Article 26, like a no-winter policy, still awaits implementation:

  • 80 million men and women are currently under arms (regular armed forces, reserves, and para-military), plus hundreds of thousands, if not millions, more are linked to non-state armed groups;
  • the world annually spends more than a trillion dollars on armaments and armed forces;
  • the nuclear weapons that remain deployed and on high alert are still capable of obliterating the world several times over, and
  • more than 30 wars are currently being fought, and to prosecute them governments collectively divert vast sums of scarce resources away from development without delivering any of the security they promise.

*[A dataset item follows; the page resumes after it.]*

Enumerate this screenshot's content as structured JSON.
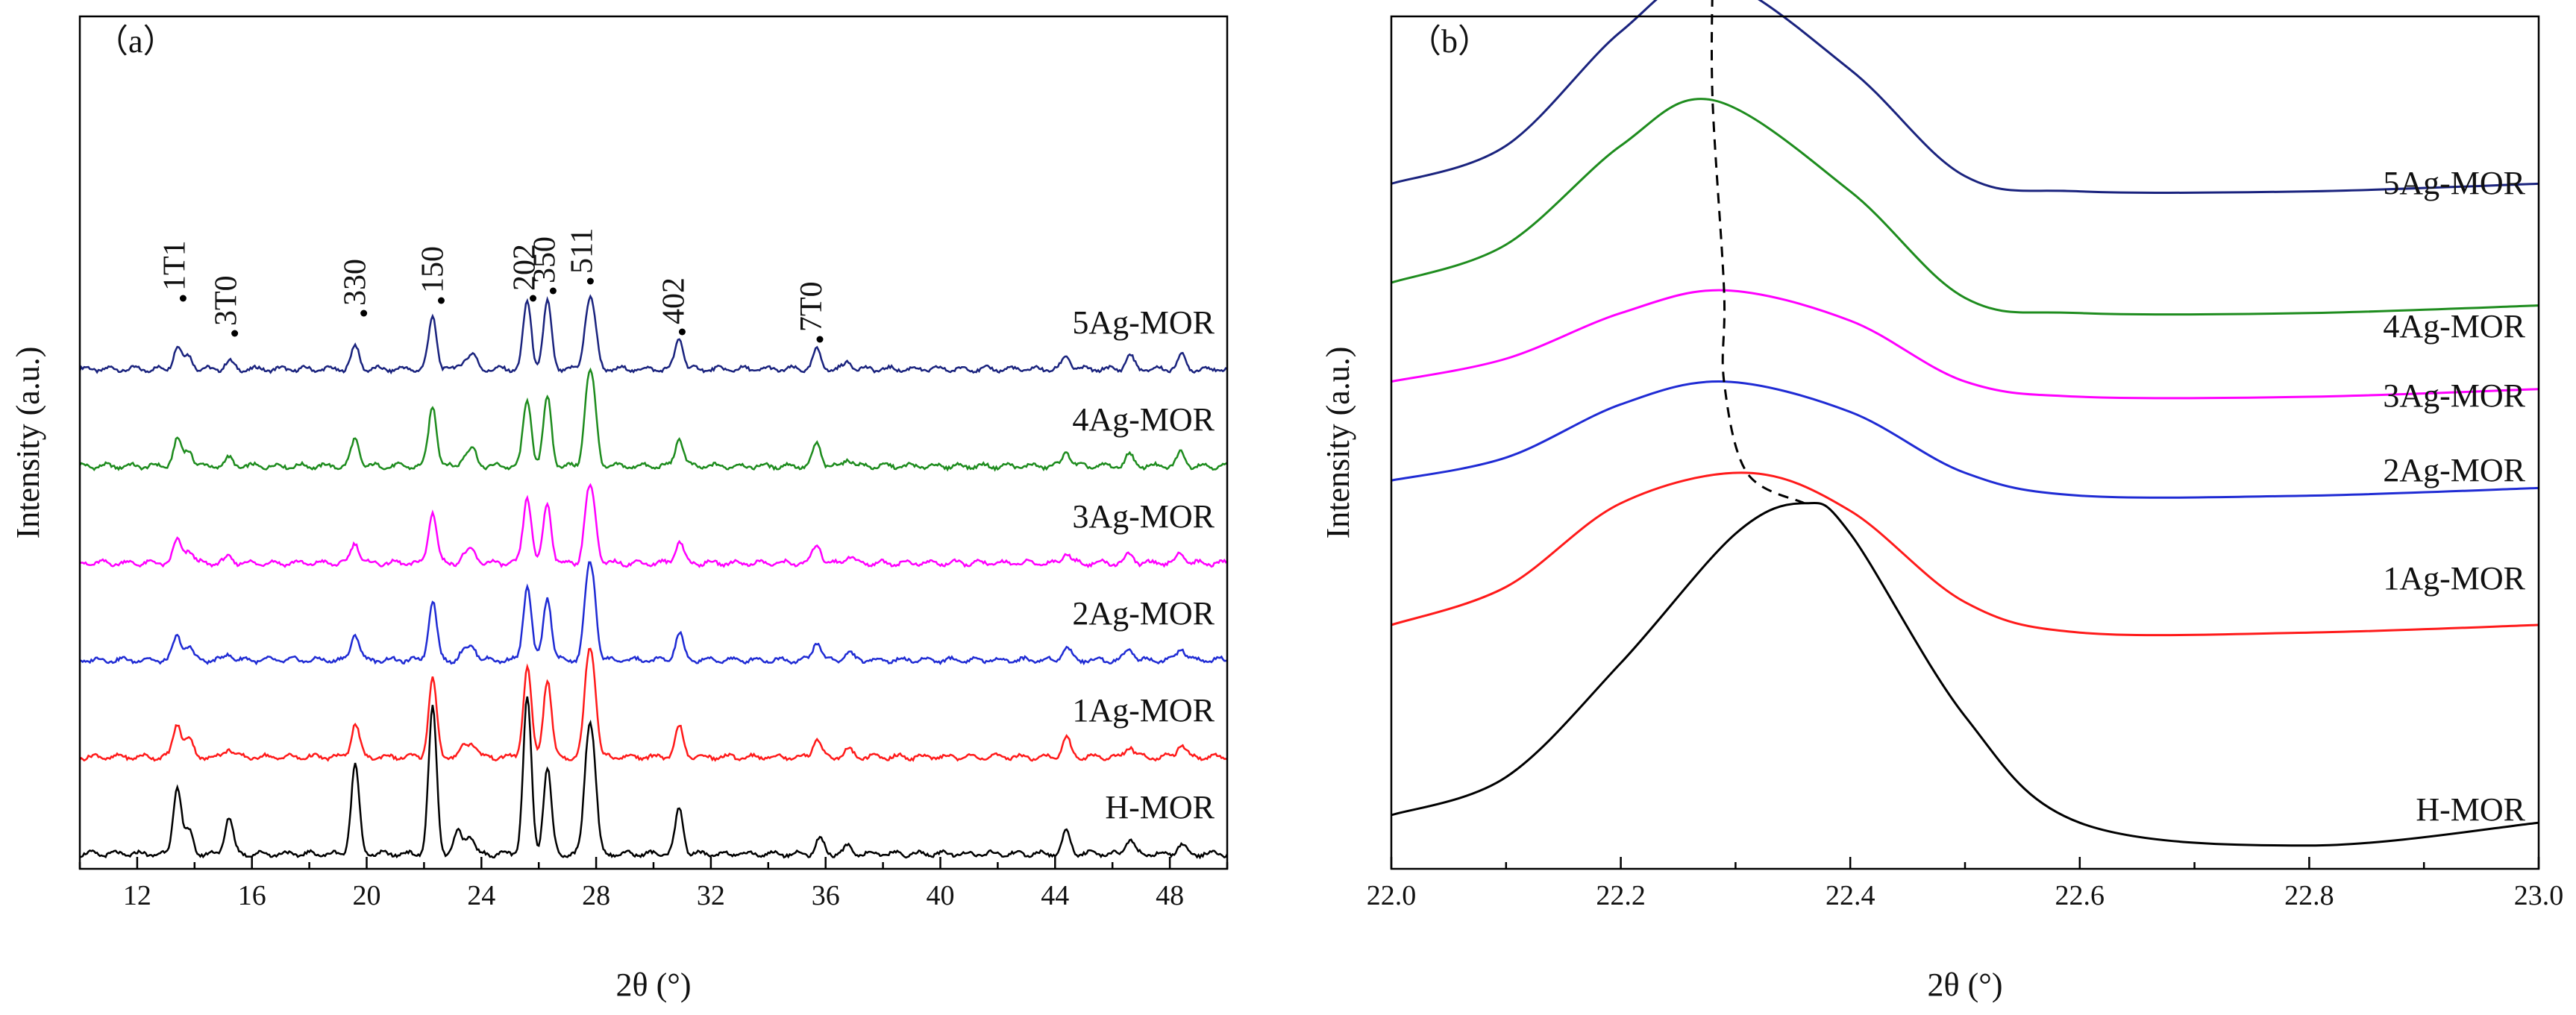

But, of course, that is not the whole story. The good news is that an international phalanx of politicians, diplomats, researchers, and advocates is focused on pursuing the kind of peace and security arrangements that the Charter envisions. The postings in this space will focus on initiatives, policies, regulations, and security cooperation measures that are designed to control and reduce arsenals, to reduce the incidence and impact of armed conflict, and to encourage states to devote a greater share of their resources to building conditions for sustainable peace. Topics addressed will include: nuclear non-proliferation, controlling conventional weapons, current armed conflicts, and defence and human security.

To disarm conflict is to defuse it, and while the push to militarize the pursuit of security occupies the daily headlines, it is the effort to ameliorate the insecurities that face most people on a daily basis that has the truly disarming effect on conflict. Attention to unmet basic needs, political exclusion, denied rights, social and political disintegration, and the criminal and political violence that invariably accompany these conditions of insecurity is at the core of preventing and terminating armed conflicts. The whole point of a “human” security framework is to challenge states to directly address the economic, political, and social conditions that render people and their communities insecure. Security policy worthy of the name must therefore include the pursuit of economic justice and poverty eradication, human rights and political inclusion, the peaceful settlement of disputes, and control over the instruments of violence.

This latter imperative, the control over the instruments of violence or, in other words, disarmament, is increasingly urgent just at the time when the global mechanisms to pursue it are in serious disrepair. More on that another day.